Background
Climate is the average weather condition for a particular location over a long period of time, typically at least thirty years (WMO, 2020). Climate change represents an alteration in the state of the climate as documented by changes in the mean and/or the variability of its properties (IPCC, 2018). Measuring changes in climate is by no means trivial because several dimensions are involved (e.g., measured through anomalies, difference from the baseline, velocity of change) and several variables can be used, in isolation or in combination, to quantify the changes (e.g., temperature, precipitation, wind speed). Adequately capturing the wealth of climate change manifestations as well as the ways in which they interact with living systems requires characterising multiple dimensions of change across multiple variables (Garcia et al., 2014).
Conceptually, the metrics of climate change can be quantified at a local (the pixel-level) or regional (involving multiple cells) scales (Garcia et al., 2014). The former has a temporal dimension, while the latter involves both spatial and temporal dimensions. For example, the local metrics, such as anomalies (e.g., Araújo et al., 2008), standardized anomalies (e.g., Williams & Jackson, 2007), probability of extreme events (e.g., Jiménez et al., 2011), and changes in seasonality (e.g., Lane et al., 2012), quantify how mean or extreme values in the time series of climate variables are altered in a given locality (a grid cell in a raster dataset) over time. In turn, the regional metrics, such as the emergence of novel climates (Williams et al., 2001), changes in areas of analogous climate (Ohlemüller et al., 2008), changes in distance to analogous climate (Nogués-Bravo et al., 2010), and climate change velocity (Loarie et al., 2009; VanDerWal et al., 2013), first characterize a climate dimension across a given region and then measure local changes in the availability of the climate dimension relative to the regional pattern.
Climate change metrics can be used as proxies for more detailed assessments of climate change impacts on biodiversity, such as those used in species distribution modelling (Garcia et al., 2016). They have also been related to quantities of past extinctions (Nogués-Bravo et al., 2010) and the occurrence of areas with high concentrations of species with restricted range sizes (Ohlemüller et al., 2008; Sandel et al., 2011).
Despite the abundance of climate change metrics and their potential links with biodiversity (Garcia et al., 2014), empirical studies linking climate change metrics to biodiversity dynamics are still limited. Most often, explorations of how climate change metrics relate to biodiversity patterns are based on a limited number of variables (e.g., anomalies), although evidence exists that multiple metrics can help capture a wider range of biodiversity patterns (e.g., González-Trujillo et al., 2023).
One practical reason that has limited more comprehensive explorations of the relationship of climate metrics with biodiversity patterns is that no convenient platform exists where all commonly used metrics are implemented on equal footing. Moreover, the existing tools to quantify the metrics are scattered, and substantially different in the way they handle spatiotemporal data, their input and output, and their user-friendliness. For example, the velocity of climate change is implemented by the “VoCC” R package (García Molinos et al., 2019), while the “analogues ” (Hooker et al. 2011)  and “extRemes” (Eric Gilleland, 2021) R packages can measure novel climates and extreme value analysis, respectively. It follows that each one of these packages uses a different interface and different input and output data formats and most of them do not support spatial data. To facilitate the exploration of climate change metrics and overcome existing barriers, we provide a unified interface in theclimetrics R package that enables straightforward quantification and comparison of six different climate change metrics: 1) Standardized local anomalies; 2) Changes in probabilities of local climate extremes; 3) Changes in areas of analogous climates; 4) Novel climates; 5) Change in distances to analogous climates; and 6) Climate change velocity.

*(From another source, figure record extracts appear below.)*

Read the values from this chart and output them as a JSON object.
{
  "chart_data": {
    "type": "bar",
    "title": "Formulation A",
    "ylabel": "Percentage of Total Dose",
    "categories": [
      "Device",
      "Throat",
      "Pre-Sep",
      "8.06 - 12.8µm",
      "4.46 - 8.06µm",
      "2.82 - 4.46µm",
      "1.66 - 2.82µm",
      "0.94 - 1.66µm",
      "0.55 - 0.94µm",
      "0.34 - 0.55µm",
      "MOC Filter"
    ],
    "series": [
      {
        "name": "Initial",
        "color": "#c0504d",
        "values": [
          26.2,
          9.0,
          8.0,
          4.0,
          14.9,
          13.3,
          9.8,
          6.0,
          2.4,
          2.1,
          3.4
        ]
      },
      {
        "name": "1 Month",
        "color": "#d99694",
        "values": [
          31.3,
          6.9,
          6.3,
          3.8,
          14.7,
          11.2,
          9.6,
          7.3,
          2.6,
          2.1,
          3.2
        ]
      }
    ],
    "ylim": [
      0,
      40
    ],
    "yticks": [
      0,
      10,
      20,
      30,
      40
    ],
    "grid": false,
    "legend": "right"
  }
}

We now provide three supporting functions (apply.month, kgc and temporalTrend ) to aggregate time series of climate data for each month (i.e., generate 12 outcomes corresponding to 12 months), enabling the classification of Köppen climate zones, and measuring temporal trend at the pixel-level for a given climate variable (slope of changes over time), respectively.
We also designed the functions in the climetrics R package, so that they are user-friendly, providing flexible handling of multiple data formats (e.g., raster or raster time series) while generating outputs as raster maps. In addition, the package is linked to the “rts” R package (Naimi, 2021) for handling raster time series data. The “rts” package uses the new R package “terra”(Hijmans, 2021b), for manipulating raster data in a very efficient way (i.e., it is substantially faster than many other R packages as its functionalities have been implemented using the C++ programming language). The “terra” package uses a well-known GDAL library for handling several common raster formats (e.g., GeoTiff, netCDF, etc.). Therefore, climetrics can quantify climate change metrics with high computational performance.